The parents had not sorted through the possessions in the 20 years since their son’s death. They gave a Smithsonian team free rein to sort through the boxes of clothing, letters and toys, but the parents couldn’t bring themselves to look through the items themselves.

“I didn’t want to go through that again,” Judy Shepard said.

There was the child-sized Superman cape that Matthew wore “every day,” the purple ribbon award he received at school, his preschool diploma. There was a note from a teacher about a time when the young boy was being bullied in school: “If kids are still bothering you about your size, please let me know, and I will talk to them,” wrote the teacher, Mrs. Babb. “Did you know: the very best things are often in small packages?”

Then there was one possession that the Shepards had never seen before: a wedding ring in a box. The parents don’t know the story behind the ring, but it reminded Judy Shepard of a conversation she had with her son in August 1998, when Hawaii was considering the legalization of same-sex marriage.

“I don’t know this for sure, but it might be that he had hope that someday he’d find somebody,” Judy Shepard said. “Maybe that’s what it means.”

As the Smithsonian team visited the Shepard home, one representative asked the family if they had ever thought about having their son interred in the National Cathedral.

Over the years, the Shepards had weighed where they might want to lay their son’s remains. They considered spreading the ashes in Wyoming, but Matthew’s younger brother, Logan, felt that the family needed a place to be able to go and visit their loved one. Dividing the ashes didn’t feel right either.

The owner of the Pulse nightclub in Orlando, Barbara Poma, once told Judy Shepard she was surprised there was no memorial for Matthew in Wyoming.

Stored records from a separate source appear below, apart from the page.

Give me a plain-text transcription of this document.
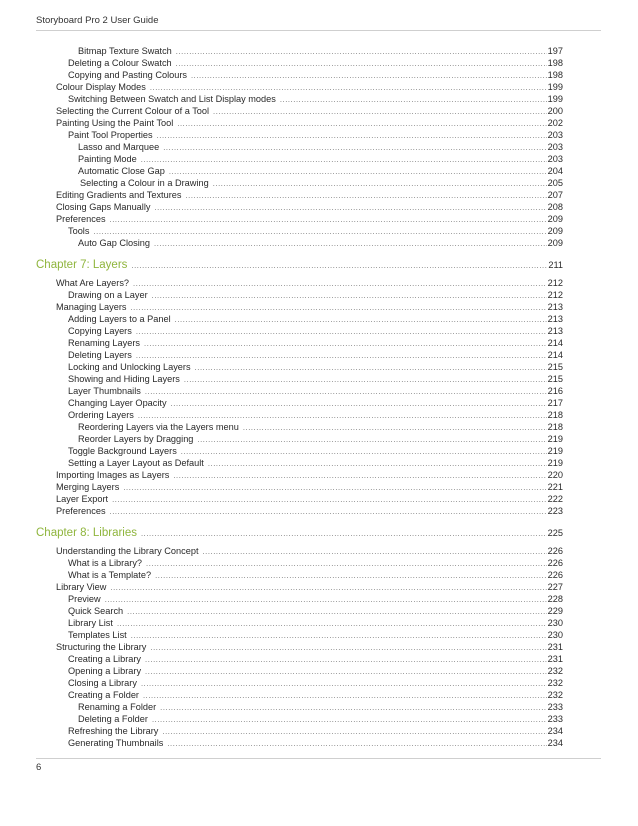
Storyboard Pro 2 User Guide
Bitmap Texture Swatch .....	197
Deleting a Colour Swatch .....	198
Copying and Pasting Colours .....	198
Colour Display Modes .....	199
Switching Between Swatch and List Display modes .....	199
Selecting the Current Colour of a Tool .....	200
Painting Using the Paint Tool .....	202
Paint Tool Properties .....	203
Lasso and Marquee .....	203
Painting Mode .....	203
Automatic Close Gap .....	204
Selecting a Colour in a Drawing .....	205
Editing Gradients and Textures .....	207
Closing Gaps Manually .....	208
Preferences .....	209
Tools .....	209
Auto Gap Closing .....	209
Chapter 7: Layers .....	211
What Are Layers? .....	212
Drawing on a Layer .....	212
Managing Layers .....	213
Adding Layers to a Panel .....	213
Copying Layers .....	213
Renaming Layers .....	214
Deleting Layers .....	214
Locking and Unlocking Layers .....	215
Showing and Hiding Layers .....	215
Layer Thumbnails .....	216
Changing Layer Opacity .....	217
Ordering Layers .....	218
Reordering Layers via the Layers menu .....	218
Reorder Layers by Dragging .....	219
Toggle Background Layers .....	219
Setting a Layer Layout as Default .....	219
Importing Images as Layers .....	220
Merging Layers .....	221
Layer Export .....	222
Preferences .....	223
Chapter 8: Libraries .....	225
Understanding the Library Concept .....	226
What is a Library? .....	226
What is a Template? .....	226
Library View .....	227
Preview .....	228
Quick Search .....	229
Library List .....	230
Templates List .....	230
Structuring the Library .....	231
Creating a Library .....	231
Opening a Library .....	232
Closing a Library .....	232
Creating a Folder .....	232
Renaming a Folder .....	233
Deleting a Folder .....	233
Refreshing the Library .....	234
Generating Thumbnails .....	234
6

“Barb, you don’t understand,” Judy Shepard recalled responding. “Orlando embraced you. Wyoming did not embrace us.”

Two decades later, Matthew Shepard’s legacy still divides the residents of Laramie. Just days before the anniversary of his death, a forum was held in the town questioning the long-established belief that Matthew Shepard was murdered because he was gay.

The family didn’t want to create a place that would draw unwanted attention from “people who hated what Matt represented,” Judy Shepard said. “We were waiting to find the right solution, and the right solution appeared.”

They sought out help from a family friend, Bishop Robinson, who contacted the National Cathedral himself.

The family originally wanted a private ceremony for Matthew Shepard’s interment, Dennis Shepard said, “and they said, ‘Let’s open it up to the public.’ Now is that for our benefit or is it for theirs? The fact that they were still willing to accept that is the important thing. If they’re using it for their own benefit, so be it. But it’s also for the benefit of all those who wanted a place to go to honor Matt.”

Kevin Eckstrom, a spokesman for the National Cathedral, said the church offered the family the choice of a private service, but the Shepards ultimately decided to open it to all the people who are still moved by Matthew Shepard’s death and legacy.

The family hopes that young people will see the news of Friday’s service and know that “at least there are some facets of the religious community who accept all people, regardless of their differences,” Dennis Shepard said.

“They’re respecting who he was and what he represents now,” Judy Shepard said. “I think that sends a very powerful message.”